Using UMLS string matching algorithms, we mapped the Peterson et al. [1] collection of human variants to the UMLS [11] phenotype ontology and built a collection of almost 70,000 (87%) unique human genetic variants to disorder concepts. UMLS [11] offers wide coverage of variants and higher-level disease categorization through MeSH. This allowed us to cluster phenotypes into broader categories and make inferences about each subgroup. Unique genetic variants associated with phenotypes otherwise unable to be mapped to UMLS [11] were run through a manual curation protocol, through which 56% of variants have currently been manually curated. Mapping to UMLS [11] allowed human variants to be grouped together based on same and/or similar phenotype, alleviating many of the difficulties faced due to the lack of standardization of vocabulary.
Disease-level and pathway-level bipartite networks were constructed using KEGG pathway enrichment, linking human genetic variants by common pathways or CUIs. In both networks, one central cluster of nodes was the most highly connected.
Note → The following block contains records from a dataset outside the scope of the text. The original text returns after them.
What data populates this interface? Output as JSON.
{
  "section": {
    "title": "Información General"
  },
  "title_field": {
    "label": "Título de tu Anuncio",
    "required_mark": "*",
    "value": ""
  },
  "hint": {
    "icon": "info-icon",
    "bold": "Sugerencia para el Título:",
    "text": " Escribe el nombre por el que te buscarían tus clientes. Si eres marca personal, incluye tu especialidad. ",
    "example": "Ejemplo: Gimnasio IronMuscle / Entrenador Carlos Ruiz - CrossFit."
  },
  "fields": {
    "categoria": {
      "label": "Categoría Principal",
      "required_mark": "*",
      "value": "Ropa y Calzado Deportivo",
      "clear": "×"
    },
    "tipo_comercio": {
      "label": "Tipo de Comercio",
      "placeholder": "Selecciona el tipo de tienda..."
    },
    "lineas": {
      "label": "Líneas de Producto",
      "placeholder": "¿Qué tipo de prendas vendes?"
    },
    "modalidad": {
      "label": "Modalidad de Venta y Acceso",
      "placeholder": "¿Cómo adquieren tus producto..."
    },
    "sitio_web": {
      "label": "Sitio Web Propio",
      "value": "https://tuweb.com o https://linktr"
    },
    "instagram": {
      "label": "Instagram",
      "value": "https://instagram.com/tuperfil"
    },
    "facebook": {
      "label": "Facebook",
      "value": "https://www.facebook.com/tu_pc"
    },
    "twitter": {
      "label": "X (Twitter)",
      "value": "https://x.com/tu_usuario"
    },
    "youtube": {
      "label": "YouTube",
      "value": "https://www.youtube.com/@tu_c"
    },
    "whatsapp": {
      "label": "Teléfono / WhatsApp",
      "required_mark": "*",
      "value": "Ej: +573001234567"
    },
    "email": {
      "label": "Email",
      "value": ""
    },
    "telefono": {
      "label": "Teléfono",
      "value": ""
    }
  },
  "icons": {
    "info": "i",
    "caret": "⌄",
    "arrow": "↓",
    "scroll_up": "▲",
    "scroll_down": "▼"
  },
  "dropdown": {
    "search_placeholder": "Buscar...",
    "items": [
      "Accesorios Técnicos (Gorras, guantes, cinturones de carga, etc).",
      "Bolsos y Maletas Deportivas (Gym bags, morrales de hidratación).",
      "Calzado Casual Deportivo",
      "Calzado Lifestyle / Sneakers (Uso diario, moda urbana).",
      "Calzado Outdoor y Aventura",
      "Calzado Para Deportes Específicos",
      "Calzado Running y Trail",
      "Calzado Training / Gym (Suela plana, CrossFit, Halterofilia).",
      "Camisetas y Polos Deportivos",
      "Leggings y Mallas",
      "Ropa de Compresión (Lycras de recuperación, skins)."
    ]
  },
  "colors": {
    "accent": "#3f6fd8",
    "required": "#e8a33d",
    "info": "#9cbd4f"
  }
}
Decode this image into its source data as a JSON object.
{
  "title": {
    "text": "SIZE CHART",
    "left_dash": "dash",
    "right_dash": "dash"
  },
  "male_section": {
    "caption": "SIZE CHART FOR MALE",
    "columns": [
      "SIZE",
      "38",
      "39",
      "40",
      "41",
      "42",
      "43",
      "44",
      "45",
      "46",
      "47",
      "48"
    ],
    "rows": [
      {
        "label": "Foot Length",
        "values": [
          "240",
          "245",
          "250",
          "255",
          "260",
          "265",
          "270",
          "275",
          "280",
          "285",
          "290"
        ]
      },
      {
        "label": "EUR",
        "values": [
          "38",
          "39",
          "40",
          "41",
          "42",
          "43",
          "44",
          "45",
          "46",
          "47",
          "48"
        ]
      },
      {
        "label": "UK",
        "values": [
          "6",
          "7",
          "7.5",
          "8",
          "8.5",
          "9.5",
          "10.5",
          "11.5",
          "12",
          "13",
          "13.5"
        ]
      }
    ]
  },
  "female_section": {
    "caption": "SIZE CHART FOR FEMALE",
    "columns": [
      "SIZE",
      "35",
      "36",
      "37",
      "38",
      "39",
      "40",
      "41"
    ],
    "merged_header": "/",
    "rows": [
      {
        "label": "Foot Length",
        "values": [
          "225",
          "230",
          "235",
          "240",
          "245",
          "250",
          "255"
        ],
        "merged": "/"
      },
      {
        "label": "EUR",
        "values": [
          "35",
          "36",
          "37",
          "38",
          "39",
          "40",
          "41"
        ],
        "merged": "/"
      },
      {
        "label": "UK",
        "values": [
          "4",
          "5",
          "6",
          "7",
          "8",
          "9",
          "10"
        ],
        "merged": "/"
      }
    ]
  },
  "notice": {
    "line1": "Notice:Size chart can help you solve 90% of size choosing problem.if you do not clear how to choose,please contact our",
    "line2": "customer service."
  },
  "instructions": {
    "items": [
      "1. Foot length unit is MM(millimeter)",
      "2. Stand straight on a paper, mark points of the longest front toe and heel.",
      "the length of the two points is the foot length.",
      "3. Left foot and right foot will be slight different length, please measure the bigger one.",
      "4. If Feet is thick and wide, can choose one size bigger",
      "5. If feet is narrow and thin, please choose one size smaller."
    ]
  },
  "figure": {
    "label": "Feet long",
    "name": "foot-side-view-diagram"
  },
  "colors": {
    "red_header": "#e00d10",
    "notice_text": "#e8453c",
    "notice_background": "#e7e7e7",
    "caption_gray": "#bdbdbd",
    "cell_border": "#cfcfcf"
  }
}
The nodes in this cluster generally encompassed pathways involved in essential processes (i.e., reproduction, survival), many of which may be altered in and/or directly linked to cancer. [10] Through network analyzation [15] of the pathway-level network, KEGG Pathways in Cancer was found to have a high connectivity in the central cluster, with the highest node degree of 52 (Table 1).
The disease-level network contained 223 CUIs connected by 2548 unique disease associations through gene- or pathway-level analysis. Of these, 1338 (53%) connections are only observed through disease-pathway associations and not otherwise connected at the gene-level. Additionally, 461 (18%) connections are observed through disease-gene associations only, and 741 (29%) connections are observed through both gene- and pathway-level associations. When CUIs are connected through both common genes and common pathways, the resulting disease associations function as confidence builders with a higher level of evidence to support the connection. Hypoglycaemia, hyperinsulinaemic (C1864903) and Diabetes, type 2 (C0011860) were connected through the genes HNF1A, ABCC8, HNF4A, and GCK, as well as the KEGG pathway Type II Diabetes Mellitus. This association is expected, as hypoglycemia is known to affect type II diabetes patients near insulin-deficiency [16]. CUI connections made through pathways but not through genes extend the functional context of variants and provide new potential disease associations. Noonan Syndrome (C0028326) and Essential Hypertension (C0085580) were connected through the KEGG pathway Vascular Smooth Muscle Contraction, despite associated variants not having any common genes in our repository. A common symptom of Noonan syndrome is hypertrophic cardiomyopathy [17], which in turn is highly related to hypertension and often occurs in conjunction in elderly patients [18], suggesting a logical connection between Noonan Syndrome and Essential Hypertension concepts in our network.
As shown in Fig. 7, comparison of Cardiovascular (C14) and Skin and Connective Tissue (C17) networks shows high overlap in the largest cluster of KEGG pathways, which includes basic cellular functions such as cell signaling, growth, and maintenance. Many of these kinds of pathways are also altered in different types of cancer, as seen by the connections and enrichment of cancerous pathways in the main network cluster. A few examples include Melanoma, MAPK Signaling Pathway, and Pathways in Cancer. The high similarity between C14 and C17 is to be expected, as many cardiac disorders involve the connective tissue within/surrounding the heart, and relationships have been observed between normal development of connective tissue and the cardiovascular system [19]. Comparison of Hemic and Lymphatic (C15) and Immune System (C20) networks shows high overlap in a cluster of immunological KEGG pathways, including Primary Immunodeficiency, Type I Diabetes Mellitus, and Autoimmune Thyroid Disease. This intersection is also expected to be significant, as lymphatic diseases are highly linked to the immune surveillance and adaption [20].
Our next step is to continue analyzing human genetic variants at different levels of clustering, expanding our classifications and extending functional context to find new disease connections. If a pathway is found to link to multiple diseases, a drug being used to treat one disease could potentially be repurposed to treat another disease connected at the same pathway level [7]. In addition, if a disease is found to link to multiple pathways, a patient with this disease may benefit from a pathway-guided combination therapy [7]. With the addition of patient data, variant-based disease-pathway associations can be compared across individuals and provide a platform for incorporating new variant data into our database. In the future, this will allow us to develop computational tools that facilitate the optimization of personalized diagnosis, prognosis, and disease treatment.